The GDP Gauge
Prices & Jobs
Policy Tools
The Business Cycle
Money & Banking
100

What are final goods?

To avoid "double counting," GDP only includes these, excluding the wheat used to make bread or the steel used for a car.

100

What is CPI?

This index measures the average change over time in prices paid by consumers for a "market basket" of goods.

100

What is Fiscal Policy?

This type of policy involves the government changing tax rates and spending levels

100

What is a Recessionary/Output Gap?

This gap exists when the actual Real GDP is less than the potential Real GDP at full employment.

100

What is M1?

This specific "M" category of the money supply includes the most liquid assets, such as physical currency, demand deposits, and traveler's checks

200

What is the GDP Deflator?

This specific metric is calculated by dividing Nominal GDP by Real GDP and multiplying by 100.

200

What is Structural Unemployment?

This type of unemployment occurs when a worker's skills no longer match the requirements of the available jobs.

200

What is the Central Bank?

This institution controls the money supply and manages interest rates

200

What is a Depression?

This is the term for a severe and prolonged downturn in economic activity that is more intense than a standard recession.

200

What is Fiat Money?

Because the U.S. dollar is not backed by a physical commodity like gold but instead by government decree, it is known as this type of money.

300

What is gross private domestic investment?

While buying stocks feels like an investment, in GDP terms, "I" only counts this, such as a construction firm buying a new crane.

300

What is Full Employment?

This occurs when the "Natural Rate of Unemployment" is the only type of unemployment present in the economy.

300

What is the Federal Funds Rate?

This is the specific interest rate that commercial banks charge each other for overnight loans of reserves

300

What is the Phillips Curve?

On a graph, this curve illustrates the short-run trade-off between the rate of inflation and the rate of unemployment.

300

What is Multiple Deposit Creation/The Money Multiplier effect?

This is the process by which a single deposit leads to a much larger increase in the total money supply through repeated lending

400

What is non-market production/household production?

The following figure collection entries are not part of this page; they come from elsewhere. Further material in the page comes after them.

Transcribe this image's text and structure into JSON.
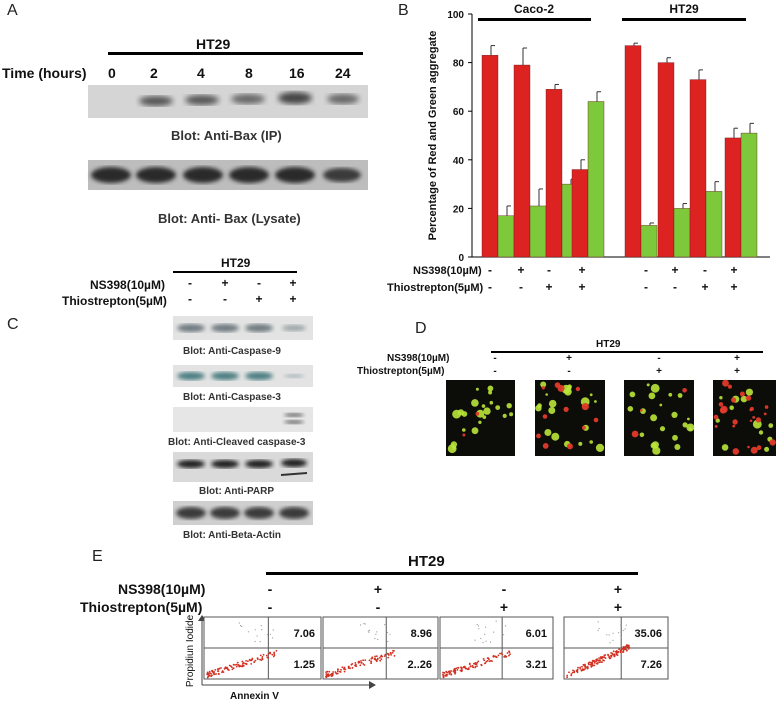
{
  "panels": {
    "A": "A",
    "B": "B",
    "C": "C",
    "D": "D",
    "E": "E"
  },
  "panelA": {
    "cell_line": "HT29",
    "time_label": "Time (hours)",
    "times": [
      "0",
      "2",
      "4",
      "8",
      "16",
      "24"
    ],
    "blot1_caption": "Blot: Anti-Bax (IP)",
    "blot2_caption": "Blot: Anti- Bax (Lysate)"
  },
  "panelC": {
    "cell_line": "HT29",
    "row1_label": "NS398(10µM)",
    "row2_label": "Thiostrepton(5µM)",
    "row1_signs": [
      "-",
      "+",
      "-",
      "+"
    ],
    "row2_signs": [
      "-",
      "-",
      "+",
      "+"
    ],
    "captions": [
      "Blot: Anti-Caspase-9",
      "Blot: Anti-Caspase-3",
      "Blot: Anti-Cleaved caspase-3",
      "Blot: Anti-PARP",
      "Blot: Anti-Beta-Actin"
    ]
  },
  "panelD": {
    "cell_line": "HT29",
    "row1_label": "NS398(10µM)",
    "row2_label": "Thiostrepton(5µM)",
    "row1_signs": [
      "-",
      "+",
      "-",
      "+"
    ],
    "row2_signs": [
      "-",
      "-",
      "+",
      "+"
    ]
  },
  "panelE": {
    "cell_line": "HT29",
    "row1_label": "NS398(10µM)",
    "row2_label": "Thiostrepton(5µM)",
    "row1_signs": [
      "-",
      "+",
      "-",
      "+"
    ],
    "row2_signs": [
      "-",
      "-",
      "+",
      "+"
    ],
    "ylabel": "Propidiun Iodide",
    "xlabel": "Annexin V",
    "plots": [
      {
        "upper_right": "7.06",
        "lower_right": "1.25"
      },
      {
        "upper_right": "8.96",
        "lower_right": "2..26"
      },
      {
        "upper_right": "6.01",
        "lower_right": "3.21"
      },
      {
        "upper_right": "35.06",
        "lower_right": "7.26"
      }
    ]
  },
  "chart_data": {
    "type": "bar",
    "title": "",
    "ylabel": "Percentage of Red and Green aggregate",
    "ylim": [
      0,
      100
    ],
    "yticks": [
      "0",
      "20",
      "40",
      "60",
      "80",
      "100"
    ],
    "groups": [
      "Caco-2",
      "HT29"
    ],
    "row1_label": "NS398(10µM)",
    "row2_label": "Thiostrepton(5µM)",
    "row1_signs": [
      "-",
      "+",
      "-",
      "+",
      "-",
      "+",
      "-",
      "+"
    ],
    "row2_signs": [
      "-",
      "-",
      "+",
      "+",
      "-",
      "-",
      "+",
      "+"
    ],
    "colors": {
      "red": "#dd2222",
      "green": "#7ec83c"
    },
    "series": [
      {
        "values": [
          83,
          79,
          69,
          36,
          87,
          80,
          73,
          49
        ],
        "errors": [
          4,
          7,
          2,
          4,
          1,
          2,
          4,
          4
        ]
      },
      {
        "values": [
          17,
          21,
          30,
          64,
          13,
          20,
          27,
          51
        ],
        "errors": [
          4,
          7,
          2,
          4,
          1,
          2,
          4,
          4
        ]
      }
    ]
  }
}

Because no market transaction occurs, this massive category of "do-it-yourself" labor—like cleaning your own house—is excluded from GDP.

400

What is the Real Balance Effect/Wealth Effect?

This economic theory suggests that as the price level rises, the purchasing power of accumulated wealth falls, reducing consumption.

400

What are Interest Rates?

According to the "Crowding Out" effect, an increase in government deficit spending may lead to an increase in this, which then lowers private investment.

400

What are Leading Indicators?

These specific indicators, such as building permits or the S&P 500 stock index, tend to change before the rest of the economy.

400

What are Assets and Liabilities?

On a commercial bank's balance sheet, "Required Reserves" are listed as this, while the money you deposited in your checking account is listed as this.

500

What is Net Exports?

In the expenditure approach, this variable represents the difference between a nation's exports and its imports.

500

What is a discouraged worker?

Someone who has given up looking for work due to a lack of jobs is called this; they are notably excluded from the official unemployment rate.

500

What is the Money Multiplier?

This ratio, the reciprocal of the reserve requirement, determines the maximum amount of money the banking system generates with each dollar of excess reserves.

500

What is Okun’s Law?

This law describes the negative empirical relationship between a country's GDP gap and its unemployment rate.

500

What is the Quantity Theory of Money?

This economic theory, expressed by the equation MV = PY, suggests that increasing the money supply too quickly will lead directly to inflation.